Take a look at my answer to this question for more info about HTML screen scraping for more details and how to work around various issues you may run across.

For #1 above, here's how to use fiddler to understand how a specific request is being made:

First, find the request you care about (the request which contains the data you want in its response). You can do this by inspecting each request by double-clicking it on the left pane in fiddler and looking inside the "text fiew" tab on the lower-right pane. You can also use CTRL+F to find content across multiple requests, but some requests are compressed so you'll want to ensure the "autodecode" button is selected in the toolbar before making your requests if you want to be sure you can text-search across all of them.

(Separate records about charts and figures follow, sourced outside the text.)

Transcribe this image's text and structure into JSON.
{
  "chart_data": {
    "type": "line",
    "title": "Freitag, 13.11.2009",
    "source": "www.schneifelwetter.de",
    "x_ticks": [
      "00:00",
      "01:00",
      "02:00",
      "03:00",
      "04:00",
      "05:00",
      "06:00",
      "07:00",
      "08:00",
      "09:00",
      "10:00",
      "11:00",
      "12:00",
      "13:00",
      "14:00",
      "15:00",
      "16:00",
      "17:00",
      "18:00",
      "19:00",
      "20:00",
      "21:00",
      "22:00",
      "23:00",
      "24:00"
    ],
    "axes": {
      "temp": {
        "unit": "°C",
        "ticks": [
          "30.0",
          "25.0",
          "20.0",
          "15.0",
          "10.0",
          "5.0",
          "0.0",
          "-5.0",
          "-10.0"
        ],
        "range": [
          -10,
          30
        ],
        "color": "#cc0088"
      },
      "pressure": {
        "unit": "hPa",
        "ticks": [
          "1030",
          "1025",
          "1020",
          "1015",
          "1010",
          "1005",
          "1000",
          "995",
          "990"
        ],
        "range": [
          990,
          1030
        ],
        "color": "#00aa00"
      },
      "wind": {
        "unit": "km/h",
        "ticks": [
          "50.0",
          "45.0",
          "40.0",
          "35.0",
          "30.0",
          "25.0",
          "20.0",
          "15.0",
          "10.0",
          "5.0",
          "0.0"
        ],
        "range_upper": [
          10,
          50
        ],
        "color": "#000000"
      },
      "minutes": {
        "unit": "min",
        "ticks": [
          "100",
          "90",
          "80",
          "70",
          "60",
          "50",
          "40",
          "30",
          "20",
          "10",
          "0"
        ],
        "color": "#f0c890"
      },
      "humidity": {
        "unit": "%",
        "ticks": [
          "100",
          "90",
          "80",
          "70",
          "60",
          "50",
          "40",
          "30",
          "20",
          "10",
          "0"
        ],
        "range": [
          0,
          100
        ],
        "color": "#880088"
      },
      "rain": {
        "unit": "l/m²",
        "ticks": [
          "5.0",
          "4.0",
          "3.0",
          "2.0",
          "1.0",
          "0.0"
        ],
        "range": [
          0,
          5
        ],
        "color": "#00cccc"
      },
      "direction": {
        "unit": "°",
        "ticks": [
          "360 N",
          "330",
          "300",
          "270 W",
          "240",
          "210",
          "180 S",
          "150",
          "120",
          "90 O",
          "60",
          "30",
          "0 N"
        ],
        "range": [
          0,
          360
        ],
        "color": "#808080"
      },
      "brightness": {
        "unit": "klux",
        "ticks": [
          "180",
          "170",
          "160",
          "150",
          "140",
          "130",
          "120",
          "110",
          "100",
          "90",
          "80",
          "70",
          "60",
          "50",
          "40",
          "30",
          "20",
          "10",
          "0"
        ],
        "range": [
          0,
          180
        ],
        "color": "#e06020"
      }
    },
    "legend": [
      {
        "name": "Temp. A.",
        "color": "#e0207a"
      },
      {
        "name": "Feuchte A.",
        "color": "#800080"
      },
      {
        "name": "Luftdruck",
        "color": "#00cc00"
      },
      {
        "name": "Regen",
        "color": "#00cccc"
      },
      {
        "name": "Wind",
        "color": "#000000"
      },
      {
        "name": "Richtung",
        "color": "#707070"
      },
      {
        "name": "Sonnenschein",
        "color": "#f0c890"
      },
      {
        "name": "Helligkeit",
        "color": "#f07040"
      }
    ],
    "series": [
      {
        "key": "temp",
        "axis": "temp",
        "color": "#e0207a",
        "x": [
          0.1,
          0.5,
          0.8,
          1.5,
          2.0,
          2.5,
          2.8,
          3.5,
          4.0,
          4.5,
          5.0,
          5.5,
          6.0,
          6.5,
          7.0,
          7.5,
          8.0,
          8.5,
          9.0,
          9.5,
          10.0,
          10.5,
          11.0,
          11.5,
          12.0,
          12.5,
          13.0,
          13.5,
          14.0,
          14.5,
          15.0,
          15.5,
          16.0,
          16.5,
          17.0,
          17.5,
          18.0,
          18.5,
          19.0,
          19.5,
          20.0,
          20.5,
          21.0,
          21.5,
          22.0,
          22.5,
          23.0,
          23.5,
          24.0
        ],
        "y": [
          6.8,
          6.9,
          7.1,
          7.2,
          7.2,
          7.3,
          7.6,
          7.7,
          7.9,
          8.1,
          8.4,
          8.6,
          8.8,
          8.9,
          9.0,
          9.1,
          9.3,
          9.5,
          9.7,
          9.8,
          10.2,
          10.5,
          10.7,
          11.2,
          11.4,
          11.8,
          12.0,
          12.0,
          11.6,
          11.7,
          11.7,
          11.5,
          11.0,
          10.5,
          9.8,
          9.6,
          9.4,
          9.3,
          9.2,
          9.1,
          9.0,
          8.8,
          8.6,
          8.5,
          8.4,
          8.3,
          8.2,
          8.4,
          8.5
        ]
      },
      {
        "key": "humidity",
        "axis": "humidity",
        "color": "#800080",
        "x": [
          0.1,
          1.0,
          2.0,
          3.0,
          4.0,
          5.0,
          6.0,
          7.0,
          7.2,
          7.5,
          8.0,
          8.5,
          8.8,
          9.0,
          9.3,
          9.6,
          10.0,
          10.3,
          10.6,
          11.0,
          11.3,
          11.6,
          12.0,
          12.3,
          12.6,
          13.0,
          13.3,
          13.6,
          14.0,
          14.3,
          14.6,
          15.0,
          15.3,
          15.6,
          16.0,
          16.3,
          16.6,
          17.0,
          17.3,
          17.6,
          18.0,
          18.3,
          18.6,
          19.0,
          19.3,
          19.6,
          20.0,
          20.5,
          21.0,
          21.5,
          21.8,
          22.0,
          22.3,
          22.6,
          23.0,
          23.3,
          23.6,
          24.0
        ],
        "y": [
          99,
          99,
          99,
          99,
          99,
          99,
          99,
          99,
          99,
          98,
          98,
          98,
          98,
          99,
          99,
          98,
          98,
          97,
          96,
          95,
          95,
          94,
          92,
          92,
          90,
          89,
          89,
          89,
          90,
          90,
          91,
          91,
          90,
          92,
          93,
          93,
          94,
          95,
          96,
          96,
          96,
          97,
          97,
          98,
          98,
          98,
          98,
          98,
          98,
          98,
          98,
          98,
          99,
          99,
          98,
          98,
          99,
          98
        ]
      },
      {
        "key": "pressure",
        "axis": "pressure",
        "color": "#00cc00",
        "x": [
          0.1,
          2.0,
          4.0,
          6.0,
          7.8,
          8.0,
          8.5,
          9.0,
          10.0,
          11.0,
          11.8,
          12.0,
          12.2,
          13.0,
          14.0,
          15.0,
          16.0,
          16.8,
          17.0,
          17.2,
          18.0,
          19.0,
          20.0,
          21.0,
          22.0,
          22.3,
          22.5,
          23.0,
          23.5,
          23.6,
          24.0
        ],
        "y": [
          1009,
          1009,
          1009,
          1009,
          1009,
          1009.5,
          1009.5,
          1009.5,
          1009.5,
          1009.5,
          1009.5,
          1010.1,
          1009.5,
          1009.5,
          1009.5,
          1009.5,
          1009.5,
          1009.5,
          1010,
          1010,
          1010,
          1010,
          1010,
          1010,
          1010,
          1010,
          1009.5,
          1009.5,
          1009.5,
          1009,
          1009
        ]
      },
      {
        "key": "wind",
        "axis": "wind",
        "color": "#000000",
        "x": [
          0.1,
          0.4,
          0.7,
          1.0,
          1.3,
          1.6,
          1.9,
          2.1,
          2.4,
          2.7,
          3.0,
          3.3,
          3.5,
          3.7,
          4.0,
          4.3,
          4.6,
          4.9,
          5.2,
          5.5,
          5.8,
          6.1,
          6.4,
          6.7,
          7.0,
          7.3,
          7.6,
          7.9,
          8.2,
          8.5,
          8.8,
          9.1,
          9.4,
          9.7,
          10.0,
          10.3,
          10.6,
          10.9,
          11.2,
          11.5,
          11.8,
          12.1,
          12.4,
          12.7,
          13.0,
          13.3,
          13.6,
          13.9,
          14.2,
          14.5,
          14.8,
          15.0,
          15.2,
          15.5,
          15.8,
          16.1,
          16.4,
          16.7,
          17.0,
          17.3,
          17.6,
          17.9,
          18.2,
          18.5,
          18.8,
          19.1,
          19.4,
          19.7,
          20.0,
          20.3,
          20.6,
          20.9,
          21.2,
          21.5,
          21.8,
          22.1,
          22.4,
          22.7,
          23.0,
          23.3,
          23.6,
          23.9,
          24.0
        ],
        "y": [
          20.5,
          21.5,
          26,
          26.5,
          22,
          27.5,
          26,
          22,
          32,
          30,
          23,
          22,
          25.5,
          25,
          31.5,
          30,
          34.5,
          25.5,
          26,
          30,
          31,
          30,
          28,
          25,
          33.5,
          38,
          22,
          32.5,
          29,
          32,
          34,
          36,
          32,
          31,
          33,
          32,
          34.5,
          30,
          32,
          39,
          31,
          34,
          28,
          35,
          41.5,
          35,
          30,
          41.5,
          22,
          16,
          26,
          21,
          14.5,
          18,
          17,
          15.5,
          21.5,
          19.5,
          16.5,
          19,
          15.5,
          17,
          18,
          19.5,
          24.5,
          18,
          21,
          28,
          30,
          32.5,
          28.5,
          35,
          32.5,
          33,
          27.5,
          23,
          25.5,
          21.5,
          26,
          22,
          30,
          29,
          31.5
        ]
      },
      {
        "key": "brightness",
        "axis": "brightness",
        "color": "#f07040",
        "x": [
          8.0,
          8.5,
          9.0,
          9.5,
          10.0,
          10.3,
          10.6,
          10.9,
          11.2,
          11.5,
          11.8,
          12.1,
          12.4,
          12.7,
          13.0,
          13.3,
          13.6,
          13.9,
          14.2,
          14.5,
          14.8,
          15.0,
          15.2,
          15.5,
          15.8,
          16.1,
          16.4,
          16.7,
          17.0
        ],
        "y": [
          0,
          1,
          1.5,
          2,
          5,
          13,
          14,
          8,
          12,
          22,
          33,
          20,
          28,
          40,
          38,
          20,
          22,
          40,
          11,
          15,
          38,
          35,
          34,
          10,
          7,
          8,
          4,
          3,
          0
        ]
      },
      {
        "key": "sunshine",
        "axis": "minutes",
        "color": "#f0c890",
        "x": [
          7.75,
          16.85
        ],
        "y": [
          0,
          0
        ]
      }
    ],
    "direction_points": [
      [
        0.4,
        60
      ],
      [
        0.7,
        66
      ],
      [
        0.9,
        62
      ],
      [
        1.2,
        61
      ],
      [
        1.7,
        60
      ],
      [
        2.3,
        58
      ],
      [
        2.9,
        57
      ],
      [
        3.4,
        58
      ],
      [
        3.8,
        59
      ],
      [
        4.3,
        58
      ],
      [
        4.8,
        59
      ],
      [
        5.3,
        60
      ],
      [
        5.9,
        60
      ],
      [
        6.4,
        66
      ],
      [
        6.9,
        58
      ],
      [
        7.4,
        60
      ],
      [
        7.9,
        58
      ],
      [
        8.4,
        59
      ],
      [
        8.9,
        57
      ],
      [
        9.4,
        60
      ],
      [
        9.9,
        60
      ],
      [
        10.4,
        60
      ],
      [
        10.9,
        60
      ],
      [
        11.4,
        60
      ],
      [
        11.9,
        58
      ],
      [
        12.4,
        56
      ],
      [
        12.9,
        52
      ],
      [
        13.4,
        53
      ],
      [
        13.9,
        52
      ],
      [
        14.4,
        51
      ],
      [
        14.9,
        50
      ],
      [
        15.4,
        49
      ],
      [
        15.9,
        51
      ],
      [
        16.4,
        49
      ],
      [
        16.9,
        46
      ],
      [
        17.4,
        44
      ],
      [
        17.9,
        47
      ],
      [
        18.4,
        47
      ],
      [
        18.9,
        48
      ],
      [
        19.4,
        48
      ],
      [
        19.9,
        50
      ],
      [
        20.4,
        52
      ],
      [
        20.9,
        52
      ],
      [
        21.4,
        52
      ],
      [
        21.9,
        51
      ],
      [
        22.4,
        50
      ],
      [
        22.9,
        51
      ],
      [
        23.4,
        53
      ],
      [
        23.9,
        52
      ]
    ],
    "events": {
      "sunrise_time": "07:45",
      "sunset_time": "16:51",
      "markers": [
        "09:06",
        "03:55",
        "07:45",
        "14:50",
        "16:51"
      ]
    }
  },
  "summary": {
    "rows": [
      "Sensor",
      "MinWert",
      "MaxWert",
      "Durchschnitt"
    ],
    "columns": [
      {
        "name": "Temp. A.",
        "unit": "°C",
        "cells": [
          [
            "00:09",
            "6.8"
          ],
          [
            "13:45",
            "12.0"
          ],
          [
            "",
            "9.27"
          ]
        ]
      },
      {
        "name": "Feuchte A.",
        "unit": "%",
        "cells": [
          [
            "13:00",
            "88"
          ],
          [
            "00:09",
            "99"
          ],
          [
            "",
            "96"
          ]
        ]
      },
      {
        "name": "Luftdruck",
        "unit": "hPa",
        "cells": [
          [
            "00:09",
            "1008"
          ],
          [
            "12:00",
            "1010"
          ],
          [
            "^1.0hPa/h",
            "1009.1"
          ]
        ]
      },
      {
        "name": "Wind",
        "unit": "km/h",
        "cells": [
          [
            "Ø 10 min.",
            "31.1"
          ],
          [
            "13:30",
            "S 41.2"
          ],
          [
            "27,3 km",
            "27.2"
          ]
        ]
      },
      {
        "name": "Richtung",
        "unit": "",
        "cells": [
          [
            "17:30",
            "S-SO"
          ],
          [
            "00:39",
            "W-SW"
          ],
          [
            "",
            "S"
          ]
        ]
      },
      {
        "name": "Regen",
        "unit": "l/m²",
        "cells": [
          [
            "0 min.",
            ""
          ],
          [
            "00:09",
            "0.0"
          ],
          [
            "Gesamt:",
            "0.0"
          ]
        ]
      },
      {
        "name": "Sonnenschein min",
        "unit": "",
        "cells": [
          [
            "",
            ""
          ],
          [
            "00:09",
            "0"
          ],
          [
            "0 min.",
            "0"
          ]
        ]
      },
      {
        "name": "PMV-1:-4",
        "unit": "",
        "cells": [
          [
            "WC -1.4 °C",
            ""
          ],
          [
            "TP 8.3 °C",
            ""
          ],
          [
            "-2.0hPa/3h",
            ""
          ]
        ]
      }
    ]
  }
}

Once you've found the request you want, double-click it in Fiddler and select the "headers" tab in the upper-right pane. Those are the headers being sent. If your client sends exactly these headers to the server, you should get back the same data. But usually not all the headers are needed, so you'll want to figure out which ones are needed. You do this using Fiddler's Request Builder tab in the upper-right pane. Select that tab and drag your data request over from the left pane onto the request builder. Then submit the request to validate that it returns the correct results. Then start deleting headers, one header at a time, until the request stops working-- you know that that header was required. Try to delete each header until you find the ones that are required.

Then, you'll need to write code to generate the right header. Don't worry about the Host: header, that's generated automatically for you. For the Cookie: header, you'll need to generate it using the CookieContainer class. For the other headers (e.g. UserAgent:, Accept:, etc. you can generally copy them and add them to your request as-is.